Hooke's law can be written as: F = k * x
where F is the force applied, k is the force constant of the spring, and x is the displacement from the equilibrium position.
In this case, we have an object of mass 2.00 kg hanging vertically, causing the spring to stretch 3.17 cm.

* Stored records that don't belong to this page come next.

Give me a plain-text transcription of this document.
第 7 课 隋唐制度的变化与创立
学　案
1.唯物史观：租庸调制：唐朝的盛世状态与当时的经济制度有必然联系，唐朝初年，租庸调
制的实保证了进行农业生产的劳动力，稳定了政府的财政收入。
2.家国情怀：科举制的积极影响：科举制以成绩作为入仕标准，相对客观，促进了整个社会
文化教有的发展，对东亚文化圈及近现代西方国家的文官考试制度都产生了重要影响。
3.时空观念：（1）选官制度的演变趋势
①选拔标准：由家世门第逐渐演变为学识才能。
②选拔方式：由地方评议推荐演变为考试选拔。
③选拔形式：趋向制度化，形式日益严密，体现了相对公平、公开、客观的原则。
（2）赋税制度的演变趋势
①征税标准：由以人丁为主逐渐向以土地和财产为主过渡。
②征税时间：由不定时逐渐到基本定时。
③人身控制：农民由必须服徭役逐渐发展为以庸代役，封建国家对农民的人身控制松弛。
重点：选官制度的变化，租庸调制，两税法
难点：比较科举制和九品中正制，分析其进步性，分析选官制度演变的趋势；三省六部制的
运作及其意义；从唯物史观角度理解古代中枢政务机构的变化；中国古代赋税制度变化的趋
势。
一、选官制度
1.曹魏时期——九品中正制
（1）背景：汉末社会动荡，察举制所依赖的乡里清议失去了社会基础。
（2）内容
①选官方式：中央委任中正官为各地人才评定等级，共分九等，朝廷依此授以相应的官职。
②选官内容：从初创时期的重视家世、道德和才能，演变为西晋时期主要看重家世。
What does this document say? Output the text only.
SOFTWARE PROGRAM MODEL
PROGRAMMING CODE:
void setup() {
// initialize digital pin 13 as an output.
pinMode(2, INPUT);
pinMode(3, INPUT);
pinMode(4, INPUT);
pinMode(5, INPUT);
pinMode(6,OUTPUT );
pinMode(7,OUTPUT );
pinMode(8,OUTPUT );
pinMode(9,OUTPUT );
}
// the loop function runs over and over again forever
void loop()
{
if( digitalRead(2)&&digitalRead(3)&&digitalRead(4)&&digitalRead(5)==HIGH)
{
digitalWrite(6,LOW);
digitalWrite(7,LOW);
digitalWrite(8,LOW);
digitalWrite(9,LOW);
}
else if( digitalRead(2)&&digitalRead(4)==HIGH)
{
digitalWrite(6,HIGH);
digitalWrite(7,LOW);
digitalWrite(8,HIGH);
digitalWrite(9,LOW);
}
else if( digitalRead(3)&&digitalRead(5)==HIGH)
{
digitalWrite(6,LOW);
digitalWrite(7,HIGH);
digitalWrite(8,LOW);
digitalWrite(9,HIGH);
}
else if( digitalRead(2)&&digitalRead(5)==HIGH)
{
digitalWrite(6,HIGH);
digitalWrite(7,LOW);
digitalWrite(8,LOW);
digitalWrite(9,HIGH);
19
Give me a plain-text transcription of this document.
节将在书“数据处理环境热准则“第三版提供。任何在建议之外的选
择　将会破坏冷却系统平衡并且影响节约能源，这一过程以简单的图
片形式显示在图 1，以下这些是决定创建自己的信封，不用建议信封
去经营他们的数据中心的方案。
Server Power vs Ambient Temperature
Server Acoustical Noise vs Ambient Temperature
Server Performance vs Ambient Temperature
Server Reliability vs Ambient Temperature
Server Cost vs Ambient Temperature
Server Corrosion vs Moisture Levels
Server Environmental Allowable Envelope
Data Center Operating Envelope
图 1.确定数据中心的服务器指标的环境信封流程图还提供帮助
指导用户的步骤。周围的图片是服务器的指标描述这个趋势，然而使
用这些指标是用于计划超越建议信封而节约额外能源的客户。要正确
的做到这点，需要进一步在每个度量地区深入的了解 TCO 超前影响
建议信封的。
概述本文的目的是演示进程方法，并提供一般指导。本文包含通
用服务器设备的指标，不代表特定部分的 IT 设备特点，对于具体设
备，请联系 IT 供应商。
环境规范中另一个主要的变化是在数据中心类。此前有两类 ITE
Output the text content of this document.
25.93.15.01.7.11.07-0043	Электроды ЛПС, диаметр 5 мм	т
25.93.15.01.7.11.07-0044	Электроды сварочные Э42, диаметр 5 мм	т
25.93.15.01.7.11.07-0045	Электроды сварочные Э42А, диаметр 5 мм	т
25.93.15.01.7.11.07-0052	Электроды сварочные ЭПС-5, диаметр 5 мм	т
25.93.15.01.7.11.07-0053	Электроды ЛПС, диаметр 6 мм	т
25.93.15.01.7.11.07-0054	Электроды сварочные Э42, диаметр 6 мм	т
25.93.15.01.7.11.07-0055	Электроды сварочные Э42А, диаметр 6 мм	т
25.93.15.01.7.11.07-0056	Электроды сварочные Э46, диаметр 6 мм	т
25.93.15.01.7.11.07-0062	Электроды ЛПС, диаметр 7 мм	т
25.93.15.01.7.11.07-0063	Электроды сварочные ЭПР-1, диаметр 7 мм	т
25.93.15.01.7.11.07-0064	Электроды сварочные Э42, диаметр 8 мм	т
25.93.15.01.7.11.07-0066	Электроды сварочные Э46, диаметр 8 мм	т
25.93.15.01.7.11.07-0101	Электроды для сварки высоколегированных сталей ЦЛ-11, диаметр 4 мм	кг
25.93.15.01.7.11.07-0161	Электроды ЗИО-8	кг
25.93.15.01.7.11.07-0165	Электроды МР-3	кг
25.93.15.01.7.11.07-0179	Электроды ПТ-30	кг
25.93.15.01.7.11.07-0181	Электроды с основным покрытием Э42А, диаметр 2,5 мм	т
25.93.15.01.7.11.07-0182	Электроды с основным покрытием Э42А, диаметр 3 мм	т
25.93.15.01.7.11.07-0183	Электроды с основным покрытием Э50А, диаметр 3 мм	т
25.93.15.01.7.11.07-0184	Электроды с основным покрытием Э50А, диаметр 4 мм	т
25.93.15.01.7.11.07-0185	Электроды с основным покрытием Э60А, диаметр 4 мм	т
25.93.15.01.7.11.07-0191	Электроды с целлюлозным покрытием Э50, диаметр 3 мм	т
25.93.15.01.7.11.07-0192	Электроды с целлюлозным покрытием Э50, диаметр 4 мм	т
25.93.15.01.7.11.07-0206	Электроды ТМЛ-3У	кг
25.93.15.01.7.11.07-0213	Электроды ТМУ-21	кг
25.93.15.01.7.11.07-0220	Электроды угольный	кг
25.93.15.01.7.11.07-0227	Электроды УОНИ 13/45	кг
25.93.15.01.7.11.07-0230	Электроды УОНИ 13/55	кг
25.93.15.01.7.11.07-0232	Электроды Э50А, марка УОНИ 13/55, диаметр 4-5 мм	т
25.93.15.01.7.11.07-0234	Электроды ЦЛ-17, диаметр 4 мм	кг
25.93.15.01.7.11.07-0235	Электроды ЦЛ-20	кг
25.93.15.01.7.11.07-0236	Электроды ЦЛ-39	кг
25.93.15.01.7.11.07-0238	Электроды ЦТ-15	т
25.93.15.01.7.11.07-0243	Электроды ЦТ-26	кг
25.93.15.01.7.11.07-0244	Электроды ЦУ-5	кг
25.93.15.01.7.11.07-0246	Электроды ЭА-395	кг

We can convert the mass to weight using the acceleration due to gravity (9.8 m/s^2):
Weight = mass * acceleration due to gravity
Weight = 2.00 kg * 9.8 m/s^2
The weight of the object is the force applied to the spring, so we can substitute this into Hooke's law equation:
Weight = k * x
2.00 kg * 9.8 m/s^2 = k * 0.0317 m
Now, we can solve for the force constant:
k = (2.00 kg * 9.8 m/s^2) / 0.0317 m
k ≈ 61.6 N/m
Therefore, the force constant of the spring is approximately 61.6 N/m.
(b) To calculate how far the spring will stretch when a 1.00-kg block is hung on it, we can again use Hooke's law.
Let's denote the displacement as x2 (stretch when 1.00-kg block is hung).
The weight of the 1.00-kg block is 1.00 kg * 9.8 m/s^2, which is the force applied to the spring. So we have:
Force = k * x2
1.00 kg * 9.8 m/s^2 = 61.6 N/m * x2
Now we can solve for x2:
x2 = (1.00 kg * 9.8 m/s^2) / 61.6 N/m
x2 ≈ 0.159 m
Multiplying by 100 to convert to cm, we get:
x2 ≈ 15.9 cm
Therefore, if a 1.00-kg block is hung on the spring, it will stretch approximately 15.9 cm.
(c) To calculate the work required to stretch the spring 8.50 cm from its unstretched position, we can use the formula for the work done by a spring:
Work = (1/2) * k * (x^2 - x0^2)
In this equation, k is the force constant of the spring, x is the final displacement, and x0 is the initial displacement (which is zero in this case since it's from the unstretched position).
We know the force constant of the spring is 61.6 N/m, and the final displacement is 8.50 cm (converting to meters: 0.085 m), and the initial displacement is 0.
Work = (1/2) * (61.6 N/m) * ((0.085 m)^2 - (0 m)^2)
Work ≈ 2.32 J
Therefore, the external agent must do approximately 2.32 Joules of work to stretch the spring 8.50 cm from its unstretched position.